How to Choose the Right Mortgage Amortization

Amortization is something people understand but don’t know how to apply. For this post, I am speaking solely about mortgage amortization.

The basics of amortization 

If you obtain a mortgage today, you can have a 25 or 30 years amortization period. The mortgage payment is calculated based on the amortization length in Canada, not the mortgage term.  If you purchase a home with less than 20% downpayment and require mortgage insurance, the maximum amortization is 25 years.

If you purchase a home with more than a 20% downpayment, you can amortize your mortgage for 30 years.

The longer the amortization, the lower the monthly payment. For example, if the mortgage terms are identical, a mortgage with 25-year of amortization will have a higher monthly payment than one with a 30-year amortization.

While the monthly payment is lower, the total interest paid will be higher the longer your amortization. In addition to higher interest costs, it will also take you longer to pay off your home the longer the amortization period.

What most people don’t understand about amortization 

People often pay little to no attention to their amortization. Most borrowers pay more attention to their mortgage terms. Your amortization is far more critical for determining the monthly payment you will pay per month. Remember, the longer the period of amortization you can have, the lower your payment, the higher your interest cost, and the longer it will take to pay off the mortgage debt.

It would be best to consider selecting the longest amortization available. For example, if your mortgage qualifies for 25-year amortization, you should choose that. If you are eligible for a 30-year amortization, you should select that. By choosing the max amortization, you get the lowest payment possible. In addition, you can also always re-amortize back to your initial amortization if difficulties occur in your life.

Amortize to the max but set payment to your desired amortization 

Mortgages and lenders are weird. If you get a mortgage that you initially set at 15-year amortization and, say, five years in, your financial picture changes, and you need to amortize it to the max of 25 years. It takes a lot of work and can involve new underwriting.
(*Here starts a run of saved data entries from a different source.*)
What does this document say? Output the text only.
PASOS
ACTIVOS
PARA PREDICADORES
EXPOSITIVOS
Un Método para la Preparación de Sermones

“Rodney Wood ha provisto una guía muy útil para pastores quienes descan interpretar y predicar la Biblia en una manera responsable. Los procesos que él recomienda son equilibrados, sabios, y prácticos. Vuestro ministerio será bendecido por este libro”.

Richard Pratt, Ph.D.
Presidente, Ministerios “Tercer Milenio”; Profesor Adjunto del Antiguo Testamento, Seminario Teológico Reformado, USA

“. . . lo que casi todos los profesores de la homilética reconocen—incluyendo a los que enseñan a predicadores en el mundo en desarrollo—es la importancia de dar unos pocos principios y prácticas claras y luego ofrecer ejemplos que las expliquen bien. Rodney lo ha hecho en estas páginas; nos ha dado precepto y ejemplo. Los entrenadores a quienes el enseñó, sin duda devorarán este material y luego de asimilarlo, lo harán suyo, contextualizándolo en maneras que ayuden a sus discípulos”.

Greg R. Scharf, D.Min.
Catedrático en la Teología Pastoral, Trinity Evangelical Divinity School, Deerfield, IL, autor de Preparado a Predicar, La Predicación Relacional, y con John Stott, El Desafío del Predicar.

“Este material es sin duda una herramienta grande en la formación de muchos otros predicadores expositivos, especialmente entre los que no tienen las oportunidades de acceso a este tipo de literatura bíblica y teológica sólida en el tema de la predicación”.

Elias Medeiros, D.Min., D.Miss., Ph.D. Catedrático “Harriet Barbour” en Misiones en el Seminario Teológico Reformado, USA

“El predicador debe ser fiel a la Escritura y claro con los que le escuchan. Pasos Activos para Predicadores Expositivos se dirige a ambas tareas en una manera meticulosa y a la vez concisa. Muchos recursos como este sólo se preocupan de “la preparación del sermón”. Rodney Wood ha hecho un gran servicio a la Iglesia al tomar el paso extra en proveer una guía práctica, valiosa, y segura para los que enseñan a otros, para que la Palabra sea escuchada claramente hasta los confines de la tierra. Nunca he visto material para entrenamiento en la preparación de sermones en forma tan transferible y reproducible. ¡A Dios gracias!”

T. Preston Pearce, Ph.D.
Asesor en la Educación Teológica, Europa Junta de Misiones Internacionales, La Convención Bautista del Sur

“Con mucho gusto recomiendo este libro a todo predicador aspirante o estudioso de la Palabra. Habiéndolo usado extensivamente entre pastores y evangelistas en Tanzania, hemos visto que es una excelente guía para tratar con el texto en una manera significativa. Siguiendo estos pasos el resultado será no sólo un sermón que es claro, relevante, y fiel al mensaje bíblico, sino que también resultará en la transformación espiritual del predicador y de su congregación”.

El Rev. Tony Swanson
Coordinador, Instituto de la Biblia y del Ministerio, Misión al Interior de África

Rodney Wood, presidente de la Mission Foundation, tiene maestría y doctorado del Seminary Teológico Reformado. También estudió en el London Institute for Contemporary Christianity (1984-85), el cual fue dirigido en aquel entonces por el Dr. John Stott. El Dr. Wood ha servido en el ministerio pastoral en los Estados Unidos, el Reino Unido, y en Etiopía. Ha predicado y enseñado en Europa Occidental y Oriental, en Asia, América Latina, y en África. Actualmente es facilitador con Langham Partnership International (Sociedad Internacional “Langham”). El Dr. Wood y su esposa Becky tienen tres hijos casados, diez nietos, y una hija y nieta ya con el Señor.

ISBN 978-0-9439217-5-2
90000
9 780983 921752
That’s why it’s more flexible and easy for you to take the max amortization and then set the payment based on a 15-year amortization. You accomplish your ultimate goal, but now, if something changes in the future, all you need is to call your lender and advise them you want to change your payment to your contractual payment. It’s a simple change in the bank system. No asking about income or if your life has changed.

While reverting your payments to your contractual payment, you now will have higher interest and will not pay off your home in 15 years. However, having this option provide you with more flexibility to deal with your financial challenges and you can revert payment to the original 15-year amortization when things are back to normal.

Take the max amortization available to you but set your payment based on a lesser amortization of your choosing to help you pay off your mortgage quicker and save on interest. It will make your life easier and make things easier for you and your life.